Diante de níveis alarmantes dessa doença social, São Paulo tem adotado
medidas para minimizar caos no trânsito, como reduzir a velocidade das
vias. Isso porque a forma como a cidade está organizada também faz
diferença no gatilho da raiva: entre os fatores que Maria Christina
elenca, está o mau estado de conservação das ruas e estradas, a falta de
iluminação, a falta de controle dos agentes de trânsito, a negligência
com os próprios erros, carros obstruindo os cruzamentos, a pressa.
Há uma explicação antropológica também. “Ter uma infraestrutura
funcional e limpa faz você dirigir melhor. É como entrar na casa de uma
pessoa: se é asseada e organizada, você é conduzido ao comportamento
educado”, afirma o antropólogo Roberto da Matta, autor de “Fé em Deus e
Pé na Tábua”, sobre o comportamento do brasileiro no trânsito.

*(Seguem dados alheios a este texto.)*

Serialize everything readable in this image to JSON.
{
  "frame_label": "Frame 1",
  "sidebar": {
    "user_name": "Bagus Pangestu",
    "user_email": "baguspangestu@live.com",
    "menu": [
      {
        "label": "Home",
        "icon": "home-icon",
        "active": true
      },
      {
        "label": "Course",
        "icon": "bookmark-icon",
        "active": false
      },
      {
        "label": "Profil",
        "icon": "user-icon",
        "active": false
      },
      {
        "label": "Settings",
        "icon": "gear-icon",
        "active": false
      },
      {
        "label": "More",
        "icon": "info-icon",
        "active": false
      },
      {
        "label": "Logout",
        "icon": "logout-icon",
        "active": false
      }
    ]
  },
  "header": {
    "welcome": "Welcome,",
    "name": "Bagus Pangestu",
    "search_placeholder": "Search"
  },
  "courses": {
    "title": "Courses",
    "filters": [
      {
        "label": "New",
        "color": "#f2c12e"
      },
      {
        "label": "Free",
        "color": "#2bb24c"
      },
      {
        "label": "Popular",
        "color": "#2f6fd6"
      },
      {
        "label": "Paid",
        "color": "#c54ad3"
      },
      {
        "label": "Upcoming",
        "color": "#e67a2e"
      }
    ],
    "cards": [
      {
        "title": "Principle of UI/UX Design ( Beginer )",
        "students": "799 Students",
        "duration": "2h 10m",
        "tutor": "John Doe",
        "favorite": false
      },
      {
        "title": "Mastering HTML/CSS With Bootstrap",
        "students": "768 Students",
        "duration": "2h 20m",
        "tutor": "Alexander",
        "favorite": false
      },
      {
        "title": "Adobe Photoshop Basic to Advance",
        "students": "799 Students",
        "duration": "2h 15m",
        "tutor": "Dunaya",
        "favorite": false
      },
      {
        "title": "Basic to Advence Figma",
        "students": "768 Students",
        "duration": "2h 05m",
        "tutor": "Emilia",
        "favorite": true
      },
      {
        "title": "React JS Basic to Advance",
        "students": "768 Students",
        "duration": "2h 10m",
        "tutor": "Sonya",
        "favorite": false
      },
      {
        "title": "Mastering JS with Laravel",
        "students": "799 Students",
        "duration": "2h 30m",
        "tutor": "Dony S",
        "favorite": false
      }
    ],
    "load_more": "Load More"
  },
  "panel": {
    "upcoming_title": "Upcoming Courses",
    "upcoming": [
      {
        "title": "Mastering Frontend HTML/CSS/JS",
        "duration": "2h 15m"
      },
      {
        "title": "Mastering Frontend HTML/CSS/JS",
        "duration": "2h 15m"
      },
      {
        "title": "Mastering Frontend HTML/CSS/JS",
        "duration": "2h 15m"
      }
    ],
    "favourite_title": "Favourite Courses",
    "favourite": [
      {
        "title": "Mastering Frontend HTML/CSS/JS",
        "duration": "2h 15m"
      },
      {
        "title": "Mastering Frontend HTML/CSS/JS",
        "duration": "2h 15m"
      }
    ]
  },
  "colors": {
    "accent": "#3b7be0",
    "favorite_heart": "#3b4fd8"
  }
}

O antropólogo acha absurdo dados como as 70 brigas diárias registradas
pela PM. “Isso nos diz que o espaço público brasileiro precisa ser
politizado, no sentido de uma tomada de consciência para esses
comportamentos absurdos”, afirma. “Somos alérgicos a igualdade. O sinal
vale para todos, no cruzamento existe uma regra para dar passagem. Mas
não somos educados para obedecer isso. No Brasil, desobediência é um
sinal de inferioridade, quem obedecia era o escravo. Quem manda não
obedece. Numa sociedade democrática, todos mandam e obedecem.”
Autocrítica
Essa sensação de ser justiceira no trânsito já fez parte da vida da
designer Priscila Moreno, 28 anos. Ela acumulou tantos pontos que perdeu
a carteira em seis meses. “Brigava muito, com todo mundo. Adorava
‘disciplinar’ os outros, impedindo ultrapassagens pela direita, por
exemplo.” Ao mesmo tempo, abusava da velocidade quando não estava com o
filho a bordo. Priscila bateu o carro da mãe três vezes e duas o do
ex-marido. “Nunca feri ninguém por sorte”, diz. Priscila ainda é
apaixonada por velocidade, mas trocou as quatro rodas por duas sem
motor. Agora, ela policia os próprios comportamentos e não esquece que
tem um filho para criar. “Comecei a fazer terapia também.”
Os especialistas são unânimes: falta olhar para o próprio comportamento.
É como se a culpa fosse sempre do outro, e isso justificasse o
comportamento agressivo. “Numa sociedade liberal e democrática, você
trata o outro como gostaria de ser tratado”, afirma da Matta. Ele
explica que por trás de frases como “mulher no volante, perigo
constante”, ou “só podia ser um velho mesmo”, estão estereótipos que
precisam ser discutidos e desmanchados. O brasileiro também tem uma
relação enviesada com o espaço público, e não sabe se comportar com o
coletivo. “É uma terra de ninguém onde existe uma disputa para
hierarquizar”. Como é impossível saber quem está atrás do volante do
lado, por via das dúvidas é melhor evitar a briga.